Verdad, religión y ejército

A partir de allí, «necesitamos Ejército» resulta más importante que aclarar para qué.

La verdad es la materia prima de la religión. Para dar recomendaciones sobre cómo vivir, las religiones plantean explicaciones sobre cómo piensan que son los asuntos de los dioses y de nuestra relación con ellos.

Hoy nos hemos acostumbrado a religiones que se quedan en asuntos del espíritu. Pero en el pasado pretendían también dar explicaciones sobre la realidad material. Obispos y teólogos opinaban sin empacho acerca de si la Tierra estaba en el centro del universo o no.
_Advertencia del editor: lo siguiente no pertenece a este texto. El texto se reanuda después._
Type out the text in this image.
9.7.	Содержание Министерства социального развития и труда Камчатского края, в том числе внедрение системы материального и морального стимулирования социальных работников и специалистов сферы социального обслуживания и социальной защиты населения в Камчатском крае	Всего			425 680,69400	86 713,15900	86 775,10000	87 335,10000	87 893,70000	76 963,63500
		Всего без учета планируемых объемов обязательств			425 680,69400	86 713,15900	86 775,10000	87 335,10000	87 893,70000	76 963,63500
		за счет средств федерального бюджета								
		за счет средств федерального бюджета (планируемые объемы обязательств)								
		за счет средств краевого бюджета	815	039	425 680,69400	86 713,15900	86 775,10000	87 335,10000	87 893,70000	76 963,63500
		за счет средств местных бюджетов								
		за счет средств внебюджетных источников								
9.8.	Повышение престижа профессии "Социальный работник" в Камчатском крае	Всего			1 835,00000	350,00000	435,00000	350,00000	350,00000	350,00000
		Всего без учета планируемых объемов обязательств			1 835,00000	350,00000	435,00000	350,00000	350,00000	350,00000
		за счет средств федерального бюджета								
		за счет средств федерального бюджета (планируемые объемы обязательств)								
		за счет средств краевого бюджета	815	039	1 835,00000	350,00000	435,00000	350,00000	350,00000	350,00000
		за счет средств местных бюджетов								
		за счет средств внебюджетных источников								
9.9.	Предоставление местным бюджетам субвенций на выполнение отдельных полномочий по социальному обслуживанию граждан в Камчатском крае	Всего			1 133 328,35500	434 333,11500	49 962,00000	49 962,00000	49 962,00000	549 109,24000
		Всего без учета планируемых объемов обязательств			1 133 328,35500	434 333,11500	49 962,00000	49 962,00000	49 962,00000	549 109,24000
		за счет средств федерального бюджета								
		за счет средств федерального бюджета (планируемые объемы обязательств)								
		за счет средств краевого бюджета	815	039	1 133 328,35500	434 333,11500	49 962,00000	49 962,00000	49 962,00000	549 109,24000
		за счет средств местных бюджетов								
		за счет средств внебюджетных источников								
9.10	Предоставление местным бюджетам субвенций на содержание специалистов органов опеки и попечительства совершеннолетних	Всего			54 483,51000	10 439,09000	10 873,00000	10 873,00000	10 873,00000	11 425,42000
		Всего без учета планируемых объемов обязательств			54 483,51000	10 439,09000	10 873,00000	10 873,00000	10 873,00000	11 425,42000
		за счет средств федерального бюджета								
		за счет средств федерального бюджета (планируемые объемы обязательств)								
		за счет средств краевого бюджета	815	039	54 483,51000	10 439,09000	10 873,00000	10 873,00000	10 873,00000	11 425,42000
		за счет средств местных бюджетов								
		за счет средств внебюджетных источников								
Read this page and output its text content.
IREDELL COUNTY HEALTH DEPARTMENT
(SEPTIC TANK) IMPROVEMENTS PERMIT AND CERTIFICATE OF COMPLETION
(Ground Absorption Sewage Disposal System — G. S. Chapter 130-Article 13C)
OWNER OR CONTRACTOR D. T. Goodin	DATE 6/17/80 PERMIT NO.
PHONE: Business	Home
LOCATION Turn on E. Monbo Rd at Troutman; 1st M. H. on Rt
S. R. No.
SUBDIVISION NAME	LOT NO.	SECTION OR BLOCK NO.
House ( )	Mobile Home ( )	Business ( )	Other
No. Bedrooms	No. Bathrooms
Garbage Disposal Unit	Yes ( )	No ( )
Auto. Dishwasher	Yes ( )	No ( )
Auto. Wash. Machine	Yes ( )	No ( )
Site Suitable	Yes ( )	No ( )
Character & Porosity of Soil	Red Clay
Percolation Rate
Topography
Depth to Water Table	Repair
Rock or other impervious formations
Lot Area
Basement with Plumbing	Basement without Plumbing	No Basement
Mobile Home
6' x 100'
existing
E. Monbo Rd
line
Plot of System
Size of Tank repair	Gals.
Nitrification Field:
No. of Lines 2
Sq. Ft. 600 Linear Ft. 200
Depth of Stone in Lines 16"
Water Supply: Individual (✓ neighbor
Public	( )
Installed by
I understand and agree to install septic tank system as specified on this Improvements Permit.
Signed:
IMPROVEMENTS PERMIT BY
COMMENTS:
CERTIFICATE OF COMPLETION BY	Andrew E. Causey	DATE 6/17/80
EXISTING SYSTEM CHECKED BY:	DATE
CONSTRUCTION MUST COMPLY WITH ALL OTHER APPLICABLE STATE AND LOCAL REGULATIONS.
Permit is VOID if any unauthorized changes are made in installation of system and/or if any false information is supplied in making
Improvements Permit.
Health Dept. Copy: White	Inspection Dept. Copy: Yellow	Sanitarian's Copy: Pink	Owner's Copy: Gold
Aún hoy algunas religiones procuran prescribir —a sangre y fuego si hace falta— el largo del pelo, lo que se puede comer, lo que se puede dibujar y hasta quién puede tener sexo con quién.

Sin embargo, sobre todo a partir del siglo XVI en Europa, la ciencia destronó a la religión en los asuntos materiales por una sencilla razón: en este ámbito, las explicaciones de la ciencia funcionan mejor que las de la religión. A pesar de esta obviedad, algunos se resisten aún hoy. ¿Por qué?

Véalo desde el punto de vista del eclesiástico o del teólogo. Especialmente las grandes religiones monoteístas han hecho una apuesta sobre la verdad: aseguran que les ha sido revelada. Cuando el principal insumo del negocio es la verdad venida del cielo, no puede uno darse el lujo de estar equivocado. Entonces, la religión —cualquier religión— se ve en la necesidad de tener razón por decreto sí o sí.

Tomado ese paso, no queda más remedio que invertir el razonamiento y desarrollar cuentos de así fue: escogida la consecuencia, se buscan causas y explicaciones que casen sin importar lo que diga la evidencia. Cuando los datos no cuadran con la explicación, se desechan los datos porque el resultado deseado ya se tiene.

Sin embargo, no seamos tan rápidos en señalar a la religión, que esta lógica de así fue no se da solo en debates sobre ángeles y libros sagrados. En otros ámbitos más inmediatos (y por ello quizá más graves) también se practica. Un tema en el que hoy se manifiesta esa lógica perversa, que confunde fines con explicaciones y desprecia datos, es el caso del Ejército en nuestro país. Hoy queda poca duda de que nos toca revisar y reformar nuestro Estado. Pero hay quienes, ante las preguntas esenciales —qué instituciones necesitamos, cómo deben ser, para qué nos sirven, por qué y cuáles ya no tienen sentido—, al llegar al caso del Ejército, abdican del uso de la razón. Parten entonces de la apuesta axiomática de que el Ejército es necesario sin más demostración de su necesidad, ignorando la evidencia en contra y desoyendo cualquier razonamiento al respecto.

A partir de allí, «necesitamos Ejército» resulta más importante que aclarar para qué. Poco importa la obviedad de que es un pozo sin fondo que se traga los recursos del Estado mientras que a otros sectores les falta plata. Se ignora la evidencia investigativa y jurídica que demuestra incontestablemente el papel militar en atrocidades innombrables e injustificables durante la guerra. Aunque la institución militar siga sin admitir los crímenes. Más aún sin procesar ella misma a los responsables. Ignoran los que han tomado partido por el «necesitamos Ejército» el hecho constitucional y la evidencia práctica de que las tareas de seguridad interna corresponden a la Policía y aplauden que el Ejército usurpe funciones de otros sectores, por ejemplo construyendo mobiliario escolar. Ignoran que movilizar soldados para atender desastres naturales denota falta de planificación más que idoneidad.

Llega esa lógica torcida incluso a extremos absurdos. Me argumentaba un conocido que debemos conservar el Ejército para participar en misiones internacionales de paz. Con saltos lógicos como ese, que deja tantos elementos sin conectar, sería también prioridad tener un equipo de investigación polar y exigir una silla en el Consejo Ártico.

Hace poco más de tres siglos le tocó a la sociedad europea llegar a la adultez intelectual, admitir que las explicaciones hermosas pero imprecisas de la vieja religión no daban cuenta de los hechos, que las personas debían hacerse responsables de las consecuencias —negativas tanto como positivas— que desencadenó el pensamiento científico.

Hoy enfrentamos aquí un reto similar. Como sociedad debemos llegar a la adultez ética y política, admitir que el Ejército, una institución orgánicamente imbricada en el viejo orden exclusivo, violento y corrupto, ya no tiene lugar razonable en la construcción de nuestro futuro. ¿Seremos suficientes los que estemos dispuestos a asumir esa adultez para insistir en su transformación radical, cuando no su desaparición, o tendremos que seguir, eternos aniñados, viviendo bajo su tutela y su opresión?